Serwis informacyjny

FANC: belgijskie reaktory mogą działać po 2025 roku

Data dodania: środa, 19 stycznia 2022, autor: nuclear.pl

Belgijska Federalna Agencja Dozoru Jądrowego FANC poinformowała, że przedłużenie eksploatacji bloków Doel-4 oraz Tihange-3 poza horyzont roku 2025 jest możliwe, jednak wymagałoby podjęcia szybkich decyzji i realizacji określonych prac modernizacyjnych podwyższających poziom bezpieczeństwa tych jednostek. Oświadczenie to wpisuje się w bardzo burzliwą debatę dotyczącą przyszłości energetyki jądrowej w Belgii.

Elektrownia jądrowa Doel, fot. mat. pras.
Elektrownia jądrowa Doel, fot. mat. pras.

W zeszłym roku kwestia ta była kością niezgody w wielopartyjnej koalicji rządowej, w szczególności w odniesieniu do dwóch najnowszych reaktorów Doel-4 i Tihange-3. Ostatecznie w grudniu ogłoszono, że zostaną one zamknięte z końcem 2025 roku, podczas gdy eksploatacja starszych jednostek zakończy się w latach 2022 i 2023. Biorąc pod uwagę, że atom odpowiada za blisko 40% generacji w Belgii taka decyzja wymaga szybkiej budowy nowych mocy gazowych i musi doprowadzić do wzrostu emisyjności krajowej energetyki, choć rząd utrzymuje, że będzie on tylko przejściowy i uważa to za niezbędny krok w transformacji energetycznej.

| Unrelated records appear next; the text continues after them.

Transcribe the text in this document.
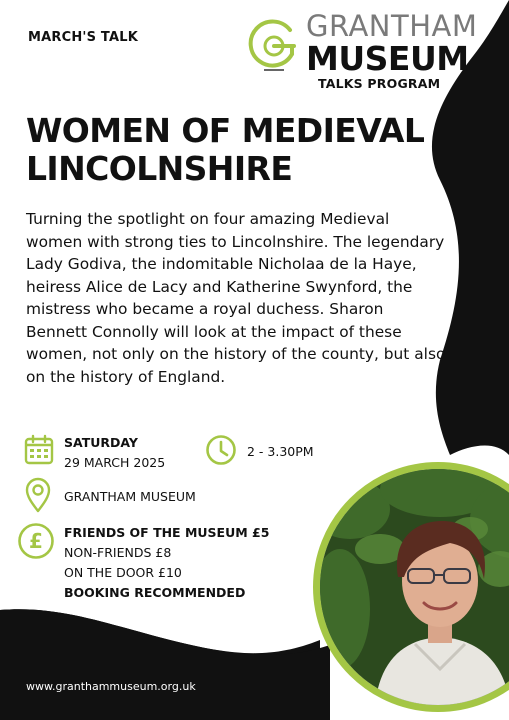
MARCH'S TALK	GRANTHAM
MUSEUM
TALKS PROGRAM
WOMEN OF MEDIEVAL LINCOLNSHIRE
Turning the spotlight on four amazing Medieval women with strong ties to Lincolnshire. The legendary Lady Godiva, the indomitable Nicholaa de la Haye, heiress Alice de Lacy and Katherine Swynford, the mistress who became a royal duchess. Sharon Bennett Connolly will look at the impact of these women, not only on the history of the county, but also on the history of England.
SATURDAY
29 MARCH 2025
2 - 3.30PM
GRANTHAM MUSEUM
£ FRIENDS OF THE MUSEUM £5
NON-FRIENDS £8
ON THE DOOR £10
BOOKING RECOMMENDED
www.granthammuseum.org.uk
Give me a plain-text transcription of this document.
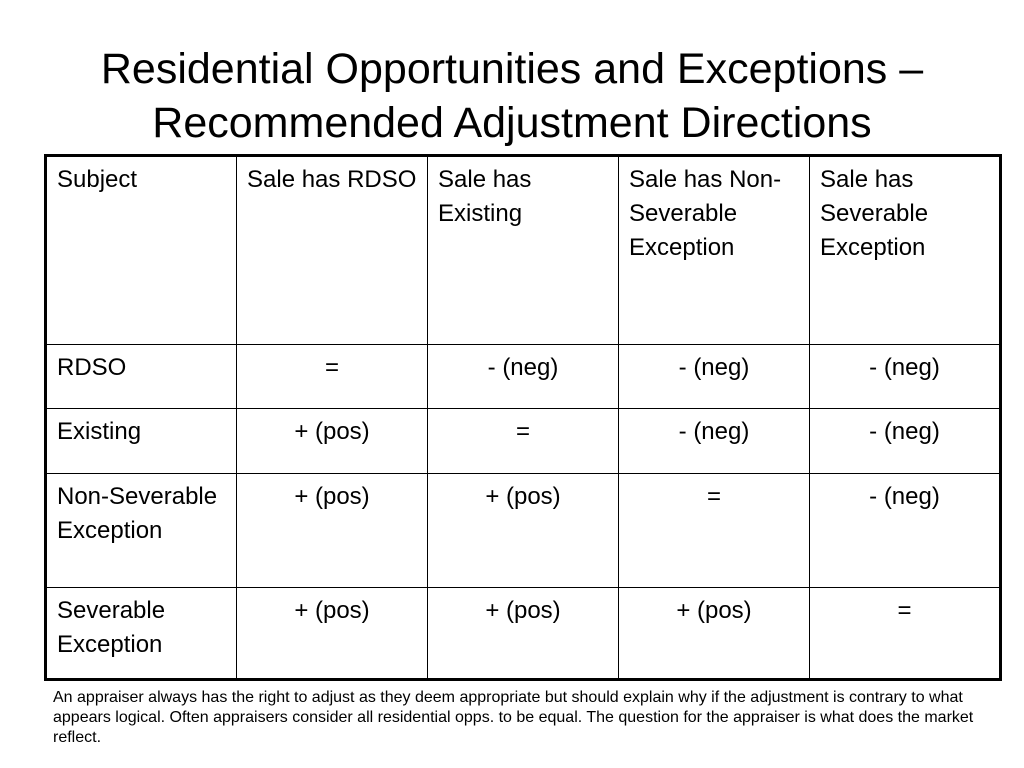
Residential Opportunities and Exceptions –
Recommended Adjustment Directions
Subject	Sale has RDSO	Sale has Existing	Sale has Non-Severable Exception	Sale has Severable Exception
RDSO	=	- (neg)	- (neg)	- (neg)
Existing	+ (pos)	=	- (neg)	- (neg)
Non-Severable Exception	+ (pos)	+ (pos)	=	- (neg)
Severable Exception	+ (pos)	+ (pos)	+ (pos)	=

An appraiser always has the right to adjust as they deem appropriate but should explain why if the adjustment is contrary to what appears logical. Often appraisers consider all residential opps. to be equal. The question for the appraiser is what does the market reflect.
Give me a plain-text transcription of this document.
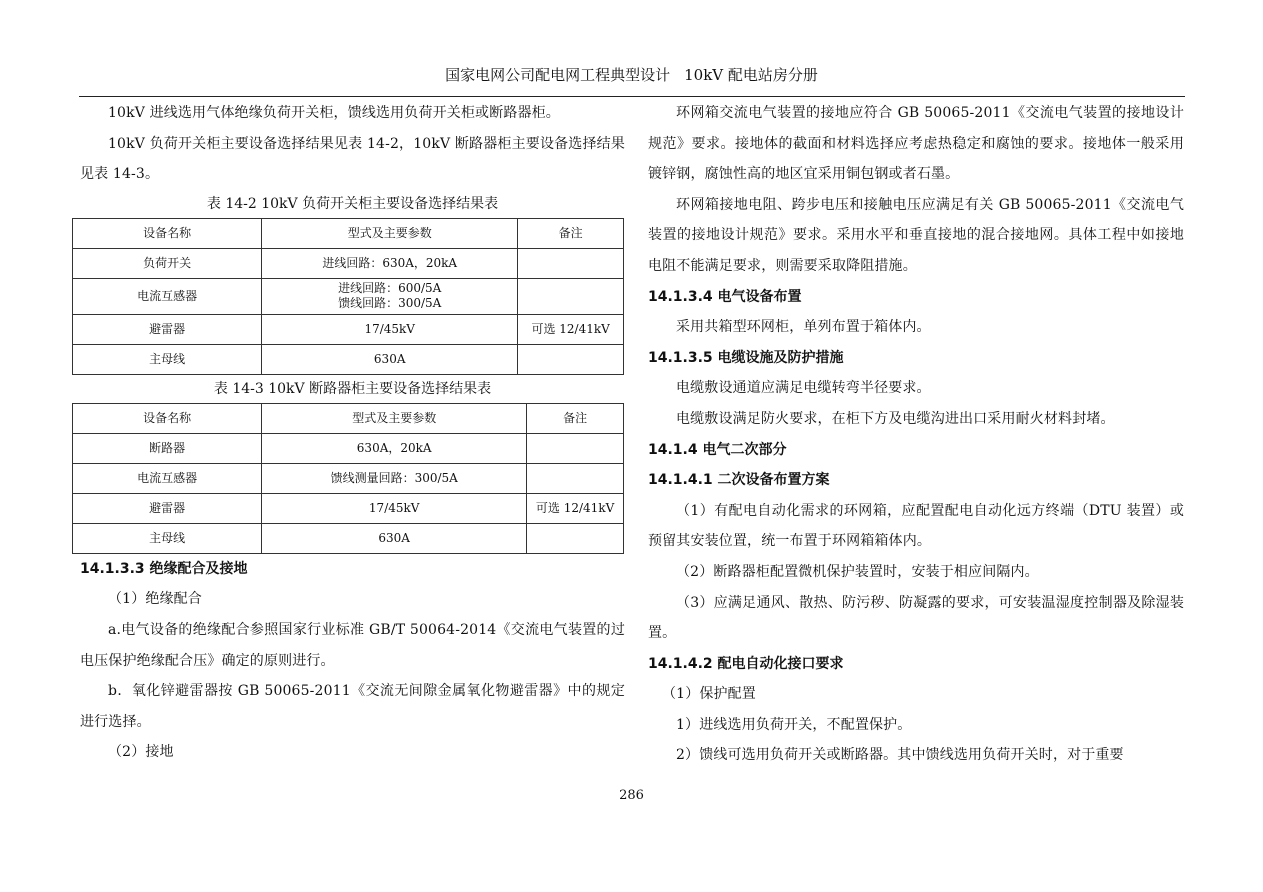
国家电网公司配电网工程典型设计 10kV 配电站房分册

10kV 进线选用气体绝缘负荷开关柜，馈线选用负荷开关柜或断路器柜。

10kV 负荷开关柜主要设备选择结果见表 14-2，10kV 断路器柜主要设备选择结果见表 14-3。

表 14-2 10kV 负荷开关柜主要设备选择结果表

设备名称	型式及主要参数	备注
负荷开关	进线回路：630A，20kA	
电流互感器	进线回路：600/5A
馈线回路：300/5A	

避雷器	17/45kV	可选 12/41kV
主母线	630A	

表 14-3 10kV 断路器柜主要设备选择结果表

设备名称	型式及主要参数	备注
断路器	630A，20kA	
电流互感器	馈线测量回路：300/5A	
避雷器	17/45kV	可选 12/41kV
主母线	630A	

14.1.3.3 绝缘配合及接地

（1）绝缘配合

a.电气设备的绝缘配合参照国家行业标准 GB/T 50064-2014《交流电气装置的过电压保护绝缘配合压》确定的原则进行。

b．氧化锌避雷器按 GB 50065-2011《交流无间隙金属氧化物避雷器》中的规定进行选择。

（2）接地

环网箱交流电气装置的接地应符合 GB 50065-2011《交流电气装置的接地设计规范》要求。接地体的截面和材料选择应考虑热稳定和腐蚀的要求。接地体一般采用镀锌钢，腐蚀性高的地区宜采用铜包钢或者石墨。

环网箱接地电阻、跨步电压和接触电压应满足有关 GB 50065-2011《交流电气装置的接地设计规范》要求。采用水平和垂直接地的混合接地网。具体工程中如接地电阻不能满足要求，则需要采取降阻措施。

14.1.3.4 电气设备布置

采用共箱型环网柜，单列布置于箱体内。

14.1.3.5 电缆设施及防护措施

电缆敷设通道应满足电缆转弯半径要求。

电缆敷设满足防火要求，在柜下方及电缆沟进出口采用耐火材料封堵。

14.1.4 电气二次部分

14.1.4.1 二次设备布置方案

（1）有配电自动化需求的环网箱，应配置配电自动化远方终端（DTU 装置）或预留其安装位置，统一布置于环网箱箱体内。

（2）断路器柜配置微机保护装置时，安装于相应间隔内。

（3）应满足通风、散热、防污秽、防凝露的要求，可安装温湿度控制器及除湿装置。

14.1.4.2 配电自动化接口要求

（1）保护配置

1）进线选用负荷开关，不配置保护。

2）馈线可选用负荷开关或断路器。其中馈线选用负荷开关时，对于重要

286
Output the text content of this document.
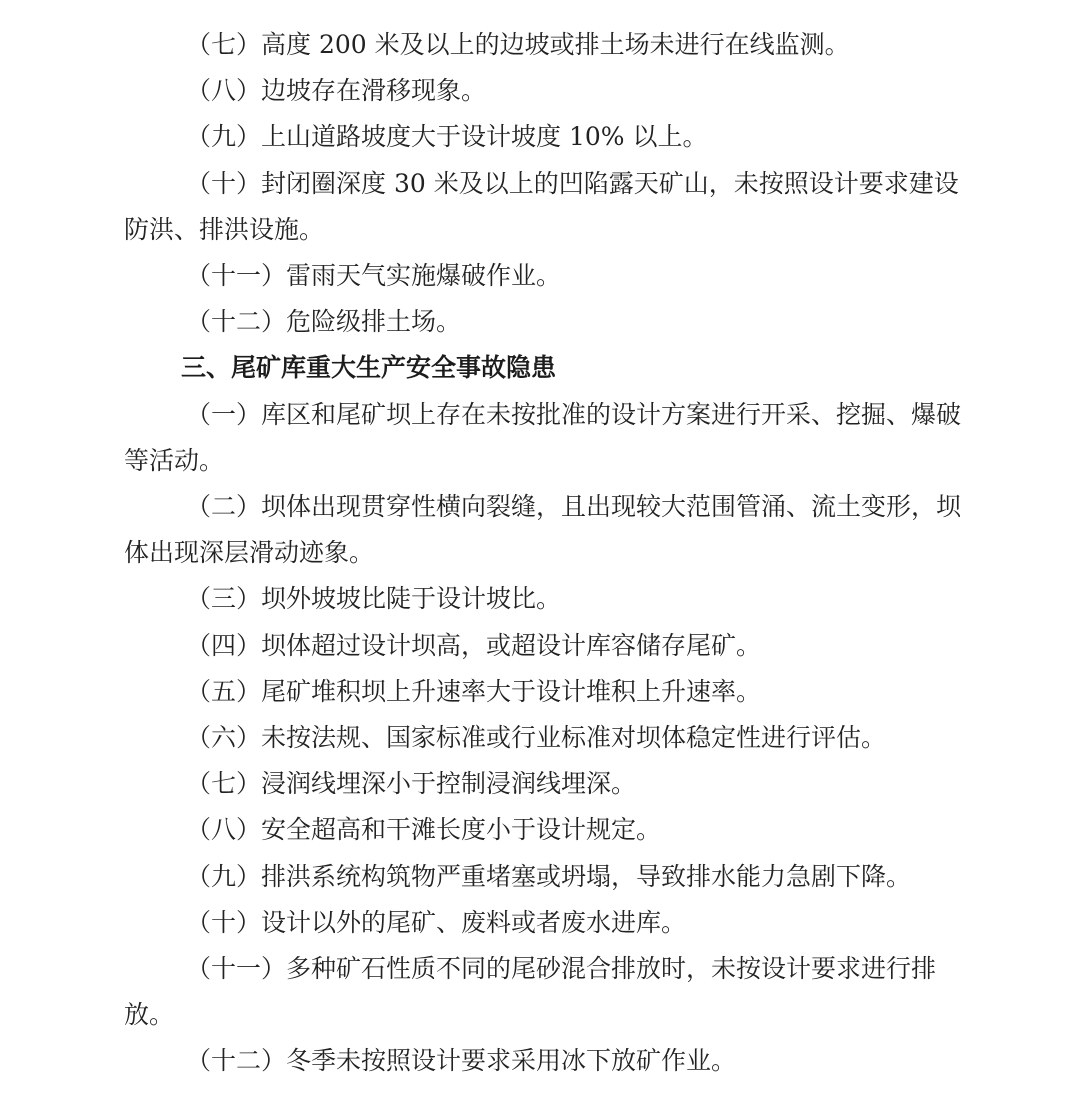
（七）高度 200 米及以上的边坡或排土场未进行在线监测。

（八）边坡存在滑移现象。

（九）上山道路坡度大于设计坡度 10% 以上。

（十）封闭圈深度 30 米及以上的凹陷露天矿山，未按照设计要求建设防洪、排洪设施。

（十一）雷雨天气实施爆破作业。

（十二）危险级排土场。

三、尾矿库重大生产安全事故隐患

（一）库区和尾矿坝上存在未按批准的设计方案进行开采、挖掘、爆破等活动。

（二）坝体出现贯穿性横向裂缝，且出现较大范围管涌、流土变形，坝体出现深层滑动迹象。

（三）坝外坡坡比陡于设计坡比。

（四）坝体超过设计坝高，或超设计库容储存尾矿。

（五）尾矿堆积坝上升速率大于设计堆积上升速率。

（六）未按法规、国家标准或行业标准对坝体稳定性进行评估。

（七）浸润线埋深小于控制浸润线埋深。

（八）安全超高和干滩长度小于设计规定。

（九）排洪系统构筑物严重堵塞或坍塌，导致排水能力急剧下降。

（十）设计以外的尾矿、废料或者废水进库。

（十一）多种矿石性质不同的尾砂混合排放时，未按设计要求进行排放。

（十二）冬季未按照设计要求采用冰下放矿作业。
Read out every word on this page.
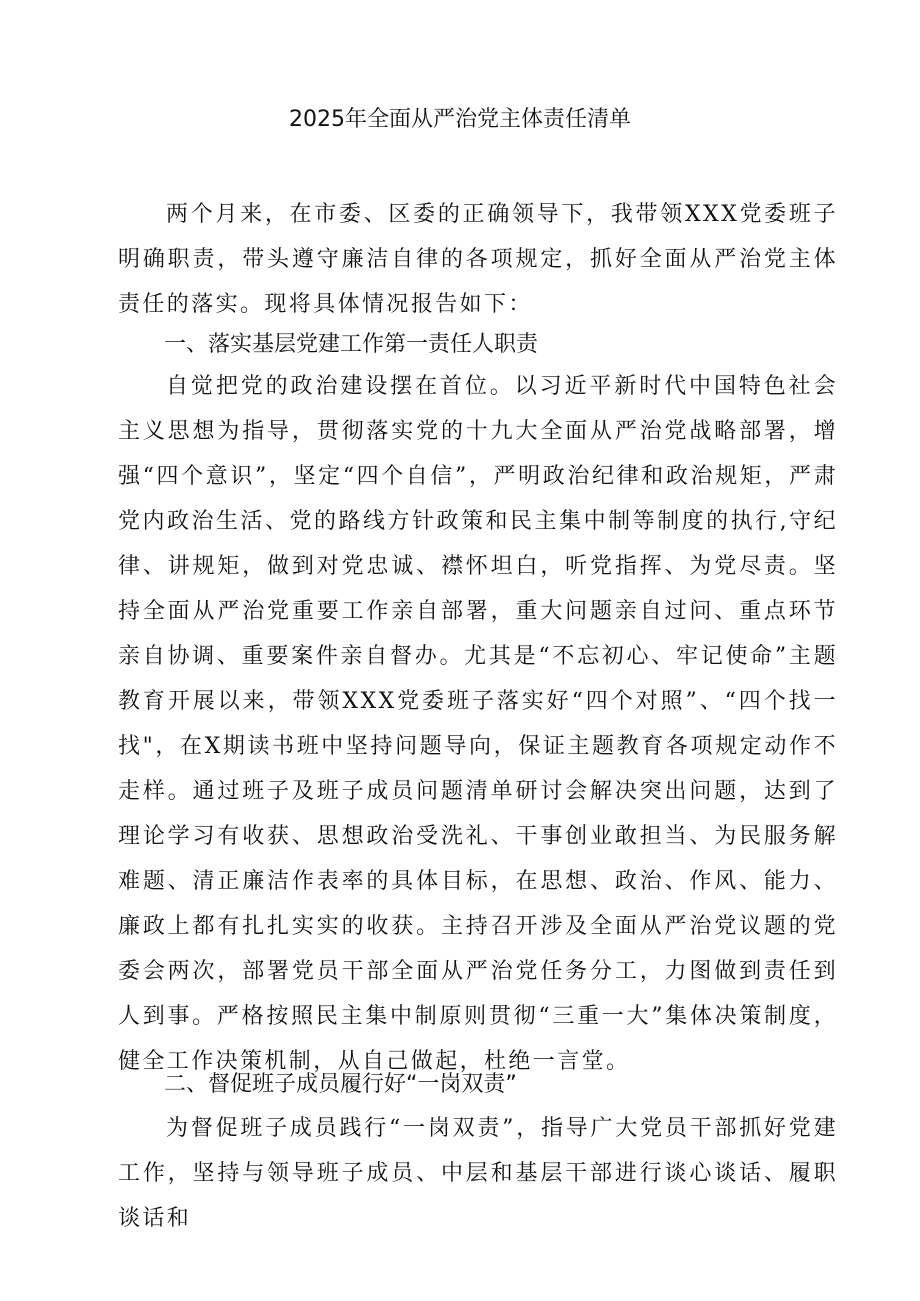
2025年全面从严治党主体责任清单

两个月来，在市委、区委的正确领导下，我带领XXX党委班子明确职责，带头遵守廉洁自律的各项规定，抓好全面从严治党主体责任的落实。现将具体情况报告如下：

一、落实基层党建工作第一责任人职责

自觉把党的政治建设摆在首位。以习近平新时代中国特色社会主义思想为指导，贯彻落实党的十九大全面从严治党战略部署，增强“四个意识”，坚定“四个自信”，严明政治纪律和政治规矩，严肃党内政治生活、党的路线方针政策和民主集中制等制度的执行,守纪律、讲规矩，做到对党忠诚、襟怀坦白，听党指挥、为党尽责。坚持全面从严治党重要工作亲自部署，重大问题亲自过问、重点环节亲自协调、重要案件亲自督办。尤其是“不忘初心、牢记使命”主题教育开展以来，带领XXX党委班子落实好“四个对照”、“四个找一找"，在X期读书班中坚持问题导向，保证主题教育各项规定动作不走样。通过班子及班子成员问题清单研讨会解决突出问题，达到了理论学习有收获、思想政治受洗礼、干事创业敢担当、为民服务解难题、清正廉洁作表率的具体目标，在思想、政治、作风、能力、廉政上都有扎扎实实的收获。主持召开涉及全面从严治党议题的党委会两次，部署党员干部全面从严治党任务分工，力图做到责任到人到事。严格按照民主集中制原则贯彻“三重一大”集体决策制度，健全工作决策机制，从自己做起，杜绝一言堂。

二、督促班子成员履行好“一岗双责”

为督促班子成员践行“一岗双责”，指导广大党员干部抓好党建工作，坚持与领导班子成员、中层和基层干部进行谈心谈话、履职谈话和
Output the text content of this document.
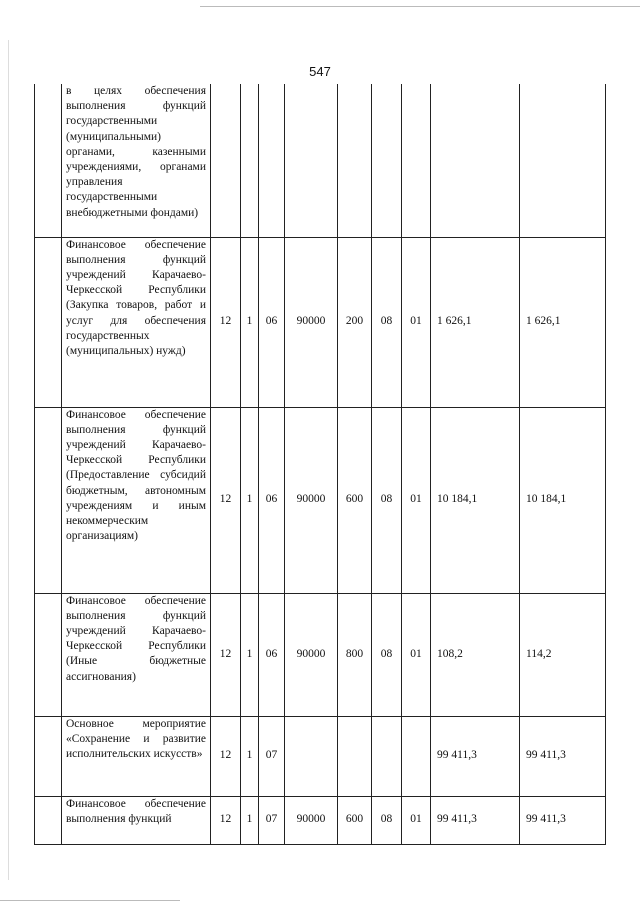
547
	в целях обеспечения выполнения функций государственными (муниципальными) органами, казенными учреждениями, органами управления государственными внебюджетными фондами)									
	Финансовое обеспечение выполнения функций учреждений Карачаево-Черкесской Республики (Закупка товаров, работ и услуг для обеспечения государственных (муниципальных) нужд)	12	1	06	90000	200	08	01	1 626,1	1 626,1
	Финансовое обеспечение выполнения функций учреждений Карачаево-Черкесской Республики (Предоставление субсидий бюджетным, автономным учреждениям и иным некоммерческим организациям)	12	1	06	90000	600	08	01	10 184,1	10 184,1
	Финансовое обеспечение выполнения функций учреждений Карачаево-Черкесской Республики (Иные бюджетные ассигнования)	12	1	06	90000	800	08	01	108,2	114,2
	Основное мероприятие «Сохранение и развитие исполнительских искусств»	12	1	07					99 411,3	99 411,3
	Финансовое обеспечение выполнения функций	12	1	07	90000	600	08	01	99 411,3	99 411,3
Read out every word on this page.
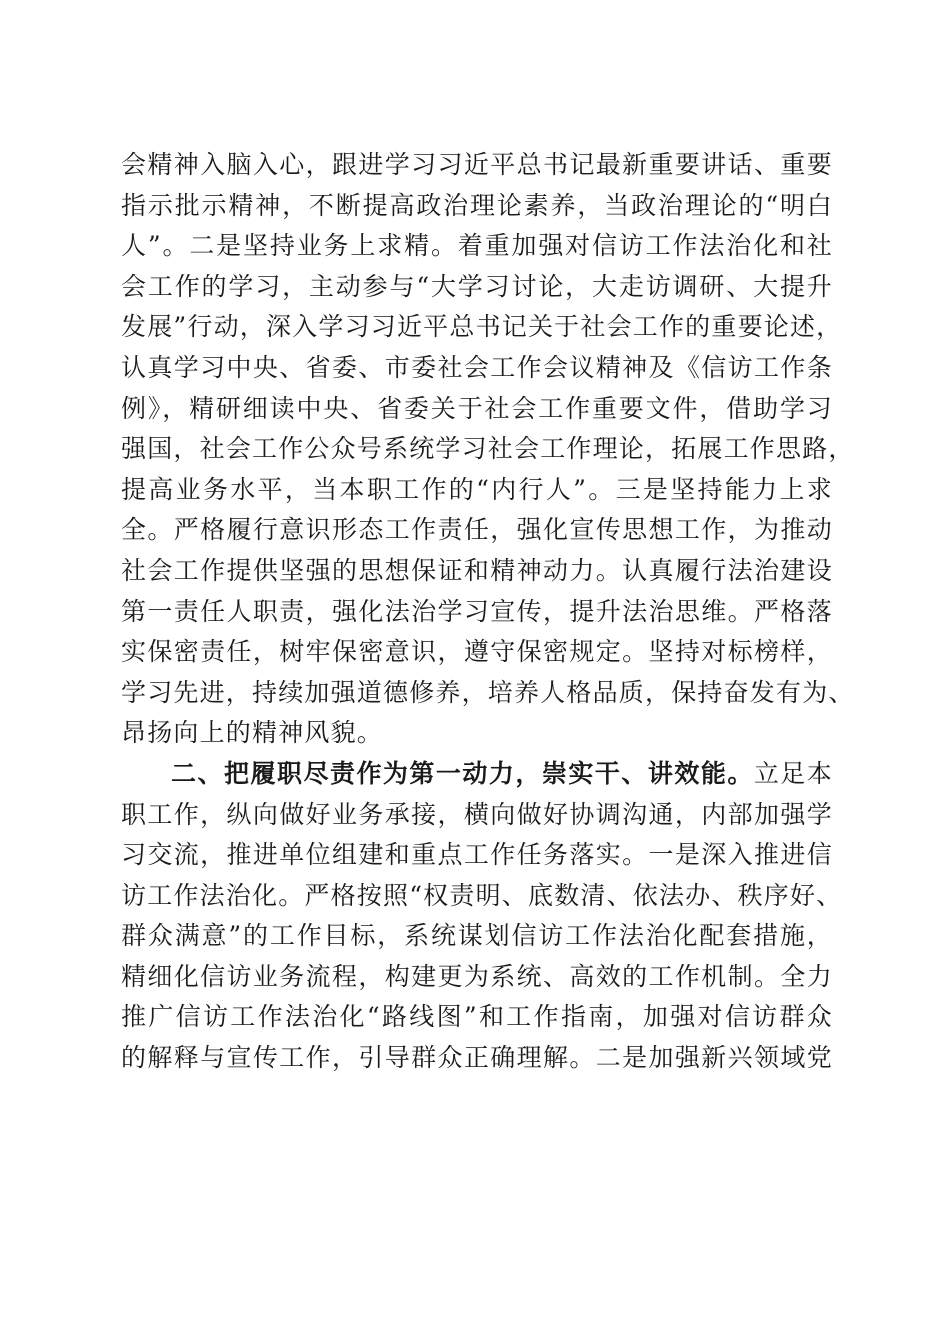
会精神入脑入心，跟进学习习近平总书记最新重要讲话、重要
指示批示精神，不断提高政治理论素养，当政治理论的“明白
人”。二是坚持业务上求精。着重加强对信访工作法治化和社
会工作的学习，主动参与“大学习讨论，大走访调研、大提升
发展”行动，深入学习习近平总书记关于社会工作的重要论述，
认真学习中央、省委、市委社会工作会议精神及《信访工作条
例》，精研细读中央、省委关于社会工作重要文件，借助学习
强国，社会工作公众号系统学习社会工作理论，拓展工作思路，
提高业务水平，当本职工作的“内行人”。三是坚持能力上求
全。严格履行意识形态工作责任，强化宣传思想工作，为推动
社会工作提供坚强的思想保证和精神动力。认真履行法治建设
第一责任人职责，强化法治学习宣传，提升法治思维。严格落
实保密责任，树牢保密意识，遵守保密规定。坚持对标榜样，
学习先进，持续加强道德修养，培养人格品质，保持奋发有为、
昂扬向上的精神风貌。
二、把履职尽责作为第一动力，崇实干、讲效能。立足本
职工作，纵向做好业务承接，横向做好协调沟通，内部加强学
习交流，推进单位组建和重点工作任务落实。一是深入推进信
访工作法治化。严格按照“权责明、底数清、依法办、秩序好、
群众满意”的工作目标，系统谋划信访工作法治化配套措施，
精细化信访业务流程，构建更为系统、高效的工作机制。全力
推广信访工作法治化“路线图”和工作指南，加强对信访群众
的解释与宣传工作，引导群众正确理解。二是加强新兴领域党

Rząd polecił jednak dozorowi jądrowemu zbadanie możliwości wydłużenia eksploatacji dwóch ostatnich bloków. Choć możliwość taka została określona przez premiera De Croo jako „bardzo mało prawdopodobna”, ostateczna decyzja oczekuje na wyniki analizy bezpieczeństwa energetycznego prowadzonej przez operatora systemu przesyłowego Elia; ma ona być gotowa 18 marca.

Belgijski dozór wskazał, że ewentualna decyzja musi zapaść szybko, aby pozostawić wystarczająco wiele czasu na niezbędne prace modernizacyjne. FANC wskazuje, że pracujące bloki spełniają w chwili obecnej wymagania w zakresie bezpieczeństwa zapisane w dekrecie królewskim z 2011 roku, jednak w 2020 roku wprowadzono zaostrzone przepisy obowiązujące od 2025 roku. W związku z tym „FANC proponuje przyspieszenie procedury i przeprowadzenie konsultacji z Engie Electrabel [operatorem elektrowni – przyp. Nuclear.pl] w ciągu sześciu miesięcy od podjęcia decyzji przez rząd w celu określenia jakie prace i w jakim terminie należy przeprowadzić”. Należy tu też wskazać, że nie jest pewne, że po wielu latach niepewności francuski operator będzie chętny kontynuować eksploatację belgijskich elektrowni.

Bloki Tihange-3 i Doel-4 to najnowsze belgijskie bloki jądrowe, przekazane do eksploatacji w 1985 roku. Są to instalacje o mocy netto 1038 MW z reaktorami wodnymi ciśnieniowymi Westinghouse w układzie trójpętlowym i bliźniacze do kilka lat starszych bloków Tihange-2 i Doel-3. Oryginalny resurs takich bloków wynosił 40 lat, jednak liczne instalacje z takimi lub bardzo podobnymi reaktorami w innych krajach (np. w USA, ale także słoweńsko-chorwacki reaktor Krško, o którym pisaliśmy niedawno) zostały już dopuszczone do eksploatacji 60-letniej a kilka nawet 80-letniej. Prowadzi to do pytania o to, czy „tymczasowy wzrost emisji” w Belgii jest faktycznie konieczny, nawet jeśli docelowo energetyka jądrowa w tym kraju miałaby zniknąć.